"Tells the 'story' of Pessoa in a very well-informed presentation. . . . both scholarly and suggestive in creating a rich world of literary referentiality."--K. David Jackson, Yale University


Darlene Sadlier's detailed commentary on Pessoa's work explores some of the cultural, political, and personal implications of the artistic impersonation that made him one of the major figures in modern literature. He created a large gallery of authors, each with his own history, who also wrote essays commenting on one another--including Fernando Pessoa "himself." Sadlier's study demonstrates the scope of Pessoa's writing, ranging in style from "artless" simplicity to subtle, almost Borgesian irony, and it also traces the ways in which Pessoa's four major "authors" (which he called "heteronyms") are related to one another.
Sadlier shows that the four poets engage in a dialogue, enabling Pessoa to dramatize the contradictions in his attitudes toward language, history, and society. And she demonstrates that, while distinct in attitude and style, they nevertheless share a preoccupation with the nature of poetry and are responsible for some of the most unusual and skillfully composed verse in the twentieth century. In striking fashion, they anticipate the postmodern deconstruction of the idea of authorship.

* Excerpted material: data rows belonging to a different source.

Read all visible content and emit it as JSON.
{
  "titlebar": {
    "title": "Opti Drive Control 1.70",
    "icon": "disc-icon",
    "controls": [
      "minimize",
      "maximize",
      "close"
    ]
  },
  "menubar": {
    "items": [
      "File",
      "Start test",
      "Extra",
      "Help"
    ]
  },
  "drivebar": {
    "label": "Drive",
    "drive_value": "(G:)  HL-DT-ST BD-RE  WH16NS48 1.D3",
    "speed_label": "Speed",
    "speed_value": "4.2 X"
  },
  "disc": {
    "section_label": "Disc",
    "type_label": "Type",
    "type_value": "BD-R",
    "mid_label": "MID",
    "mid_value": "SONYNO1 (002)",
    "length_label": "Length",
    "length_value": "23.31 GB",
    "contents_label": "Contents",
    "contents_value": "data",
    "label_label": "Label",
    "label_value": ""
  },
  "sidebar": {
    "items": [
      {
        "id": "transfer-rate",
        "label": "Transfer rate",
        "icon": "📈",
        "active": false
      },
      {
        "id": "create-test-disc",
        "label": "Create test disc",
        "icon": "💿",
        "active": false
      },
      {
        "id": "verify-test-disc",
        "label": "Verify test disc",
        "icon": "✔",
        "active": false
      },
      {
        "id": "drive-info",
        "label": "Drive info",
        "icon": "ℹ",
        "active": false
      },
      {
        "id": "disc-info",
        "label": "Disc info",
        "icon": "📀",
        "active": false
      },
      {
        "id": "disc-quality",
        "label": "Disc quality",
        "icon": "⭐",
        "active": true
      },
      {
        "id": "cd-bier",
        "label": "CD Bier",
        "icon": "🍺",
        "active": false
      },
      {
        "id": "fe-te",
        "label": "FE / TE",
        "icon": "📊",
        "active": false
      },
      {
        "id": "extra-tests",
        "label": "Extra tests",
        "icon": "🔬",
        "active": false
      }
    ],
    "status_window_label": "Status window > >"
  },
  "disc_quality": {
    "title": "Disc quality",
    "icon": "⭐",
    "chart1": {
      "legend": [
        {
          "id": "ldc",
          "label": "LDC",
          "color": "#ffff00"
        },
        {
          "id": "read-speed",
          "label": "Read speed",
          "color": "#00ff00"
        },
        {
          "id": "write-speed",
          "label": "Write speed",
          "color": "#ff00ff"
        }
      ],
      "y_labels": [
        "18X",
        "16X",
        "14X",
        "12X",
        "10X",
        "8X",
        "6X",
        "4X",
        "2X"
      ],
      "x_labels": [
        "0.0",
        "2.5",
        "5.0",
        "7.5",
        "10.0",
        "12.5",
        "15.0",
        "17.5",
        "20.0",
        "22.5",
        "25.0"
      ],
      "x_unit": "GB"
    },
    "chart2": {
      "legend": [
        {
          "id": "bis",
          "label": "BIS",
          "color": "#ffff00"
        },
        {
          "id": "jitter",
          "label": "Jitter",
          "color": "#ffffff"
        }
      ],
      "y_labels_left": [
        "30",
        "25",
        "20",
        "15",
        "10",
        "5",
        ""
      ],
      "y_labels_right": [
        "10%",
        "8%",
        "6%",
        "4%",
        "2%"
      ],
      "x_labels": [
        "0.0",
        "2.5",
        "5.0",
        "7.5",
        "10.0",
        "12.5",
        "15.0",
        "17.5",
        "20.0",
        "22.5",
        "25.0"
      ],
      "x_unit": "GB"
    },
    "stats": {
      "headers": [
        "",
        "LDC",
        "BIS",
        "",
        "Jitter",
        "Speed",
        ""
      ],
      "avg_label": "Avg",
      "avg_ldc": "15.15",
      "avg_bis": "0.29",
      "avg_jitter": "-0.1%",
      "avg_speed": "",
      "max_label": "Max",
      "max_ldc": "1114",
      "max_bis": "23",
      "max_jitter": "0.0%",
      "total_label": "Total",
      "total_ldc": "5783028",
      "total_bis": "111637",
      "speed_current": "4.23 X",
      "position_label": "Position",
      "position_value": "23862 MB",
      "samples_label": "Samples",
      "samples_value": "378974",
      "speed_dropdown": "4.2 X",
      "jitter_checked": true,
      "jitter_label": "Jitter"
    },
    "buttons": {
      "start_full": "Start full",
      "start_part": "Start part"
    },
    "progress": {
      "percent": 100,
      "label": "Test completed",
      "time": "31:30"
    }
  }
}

Sadlier offers a historical context for Pessoa's work, grounding his poetry in Portuguese culture and the major political and artistic concerns of his day. She presents an especially important commentary on his childhood verse and on the early, formative stages of his writing. Finally, she discusses his posthumous reputation, showing how he has been ironically transformed into a single, apparently unified figure who has become, for many, a symbol of Portugal's national identity.

Darlene J. Sadlier, professor and chair of the Department of Spanish and Portuguese at Indiana University in Bloomington, is the author of The Question of How: Women Writers and New Portuguese Literature and the editor and translator of One Hundred Years After Tomorrow: Brazilian Women's Fiction in the Twentieth Century.